Ma il greggio quest’anno si è schiantato ai livelli di prezzo più bassi dal 2002, con il Brent arrivato a quotare in area 25 dollari per un barile e risalito solamente di qualche dollaro da questi minimi. La corona norvegese ne sta risentendo. Il suo tasso di cambio contro l’euro ha perso fino al 25% da inizio anno nei giorni scorsi, guadagnando successivamente il 10% e attestandosi ieri a oltre 11,70. Eppure, il debito sovrano scandinavo va a ruba, percepito come un porto sicuro contro le tensioni internazionali di questa fase.
Ciononostante, le obbligazioni di Equinor in dollari sono crollate di prezzo in poche settimane. Il bond gennaio 2024 e cedola fissa 2,65% (ISIN: US85771PAK84) a inizio marzo stava sopra 105 e ieri risultava sceso a 84,50, ma una settimana fa era scivolato fin sotto 80 centesimi. In termini di rendimento, offriva poco meno dell’8%. Il bond in dollari più longevo della compagnia è quello che scade nel novembre 2049 con cedola 3,25% (ISIN: US29446MAC64) e che ieri quotava a meno di 60 centesimi, rendendo l’8,60%.
Potenziale valore e bassi rischi
Sulle scadenze più ravvicinate, i rendimenti appaiono normalizzarsi. Anche in questi casi, prezzi in netto calo, ma il bond marzo 2021 e cedola 5,625% (ISIN: XS0416848520), quotando a 102,30, ieri offriva “solamente” circa il 3,15%. Qui, bisogna dire che l’effetto cambio potrebbe giocare un brutto scherzo, nel caso in cui l’euro si apprezzasse contro il biglietto verde di una percentuale simile o superiore al rendimento. Meglio optare per le scadenze più lunghe, che dovrebbero preservare da tale rischio, continuando a offrire un rendimento effettivo nettamente positivo e superiore persino a quello che un BTp di pari durata riuscirebbe a garantire.
Così come i prezzi sono stati spazzati via dal tracollo delle quotazioni petrolifere, allo stesso modo tornerebbe a salire quando queste si riprenderanno. Non dovrebbe accadere a breve, ma nel frattempo i bond iniziano già ad apprezzarsi, risultando fin troppo svenduti.

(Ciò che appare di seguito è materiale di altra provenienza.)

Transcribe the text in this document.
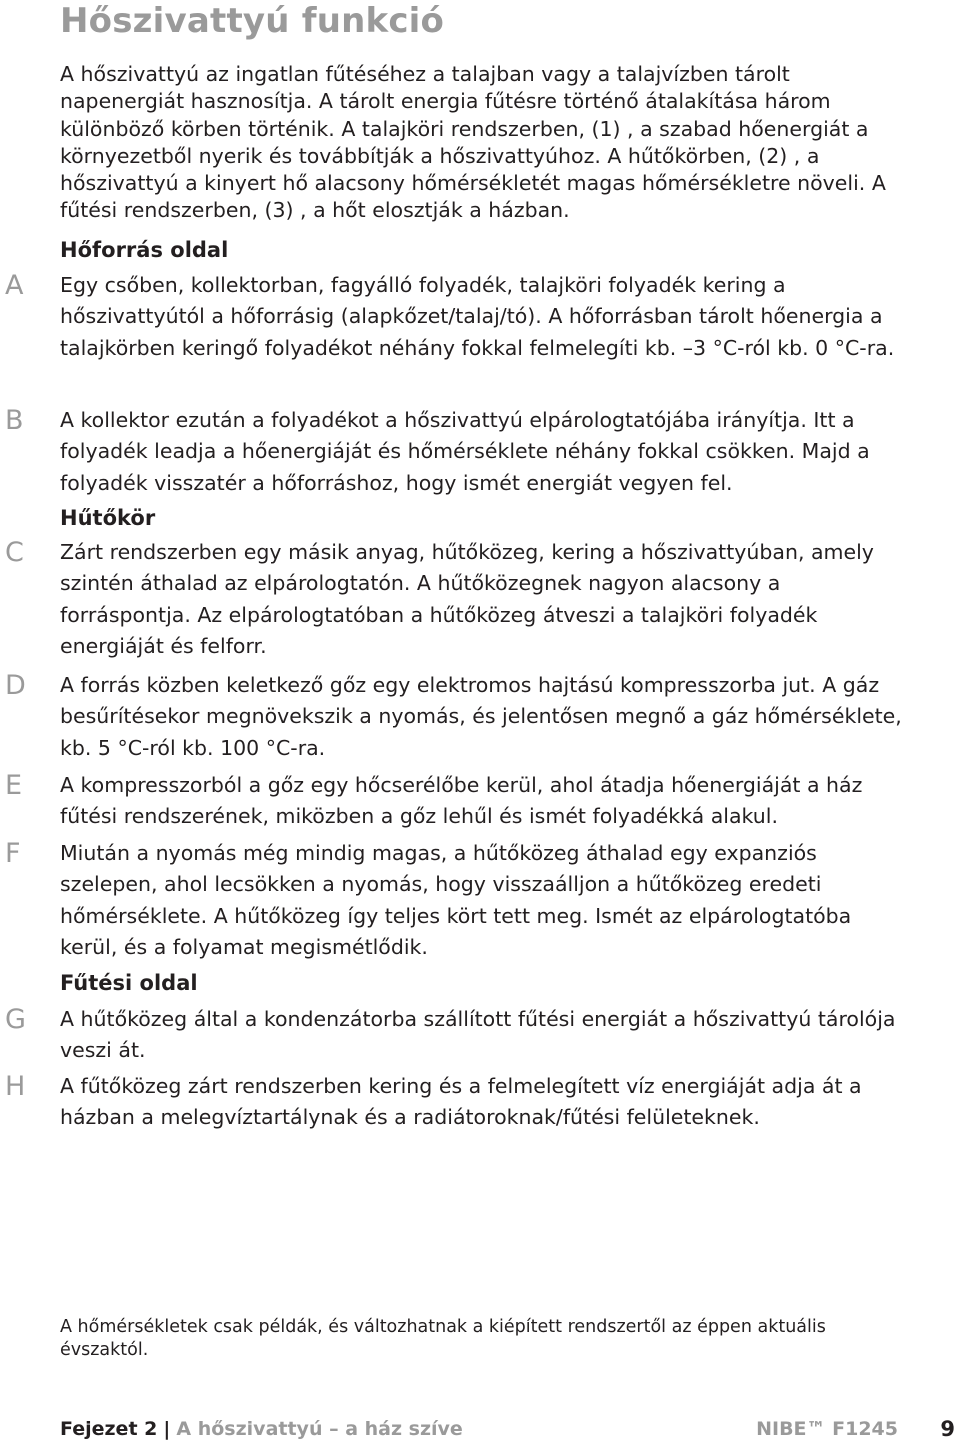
Hőszivattyú funkció

A hőszivattyú az ingatlan fűtéséhez a talajban vagy a talajvízben tárolt napenergiát hasznosítja. A tárolt energia fűtésre történő átalakítása három különböző körben történik. A talajköri rendszerben, (1) , a szabad hőenergiát a környezetből nyerik és továbbítják a hőszivattyúhoz. A hűtőkörben, (2) , a hőszivattyú a kinyert hő alacsony hőmérsékletét magas hőmérsékletre növeli. A fűtési rendszerben, (3) , a hőt elosztják a házban.

Hőforrás oldal
A Egy csőben, kollektorban, fagyálló folyadék, talajköri folyadék kering a hőszivattyútól a hőforrásig (alapkőzet/talaj/tó). A hőforrásban tárolt hőenergia a talajkörben keringő folyadékot néhány fokkal felmelegíti kb. –3 °C-ról kb. 0 °C-ra.

B A kollektor ezután a folyadékot a hőszivattyú elpárologtatójába irányítja. Itt a folyadék leadja a hőenergiáját és hőmérséklete néhány fokkal csökken. Majd a folyadék visszatér a hőforráshoz, hogy ismét energiát vegyen fel.

Hűtőkör
C Zárt rendszerben egy másik anyag, hűtőközeg, kering a hőszivattyúban, amely szintén áthalad az elpárologtatón. A hűtőközegnek nagyon alacsony a forráspontja. Az elpárologtatóban a hűtőközeg átveszi a talajköri folyadék energiáját és felforr.

D A forrás közben keletkező gőz egy elektromos hajtású kompresszorba jut. A gáz besűrítésekor megnövekszik a nyomás, és jelentősen megnő a gáz hőmérséklete, kb. 5 °C-ról kb. 100 °C-ra.

E A kompresszorból a gőz egy hőcserélőbe kerül, ahol átadja hőenergiáját a ház fűtési rendszerének, miközben a gőz lehűl és ismét folyadékká alakul.

F Miután a nyomás még mindig magas, a hűtőközeg áthalad egy expanziós szelepen, ahol lecsökken a nyomás, hogy visszaálljon a hűtőközeg eredeti hőmérséklete. A hűtőközeg így teljes kört tett meg. Ismét az elpárologtatóba kerül, és a folyamat megismétlődik.

Fűtési oldal
G A hűtőközeg által a kondenzátorba szállított fűtési energiát a hőszivattyú tárolója veszi át.

H A fűtőközeg zárt rendszerben kering és a felmelegített víz energiáját adja át a házban a melegvíztartálynak és a radiátoroknak/fűtési felületeknek.

A hőmérsékletek csak példák, és változhatnak a kiépített rendszertől az éppen aktuális évszaktól.

Fejezet 2 | A hőszivattyú – a ház szíve	NIBE™ F1245 9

Arrivare tardi significherebbe non poter approfittare dei prezzi infimi di questa fase, apparentemente non sostenibili e frutto più dell’ondata di vendite emotiva che è scattata nelle scorse settimane ai danni di tutti gli assets non sicuri. Supponete che tra un anno il Brent si riportasse ai circa 50-55 dollari di inizio marzo; oltre a incassare le cedole, avreste modo di realizzare guadagni in conto capitale a doppia cifra. E stiamo parlando di un investimento “investment grade”, relativamente sicuro e in un paese finanziariamente granitico come la Norvegia, il cui debito pubblico, al netto del fondo sovrano, sarebbe profondamente negativo.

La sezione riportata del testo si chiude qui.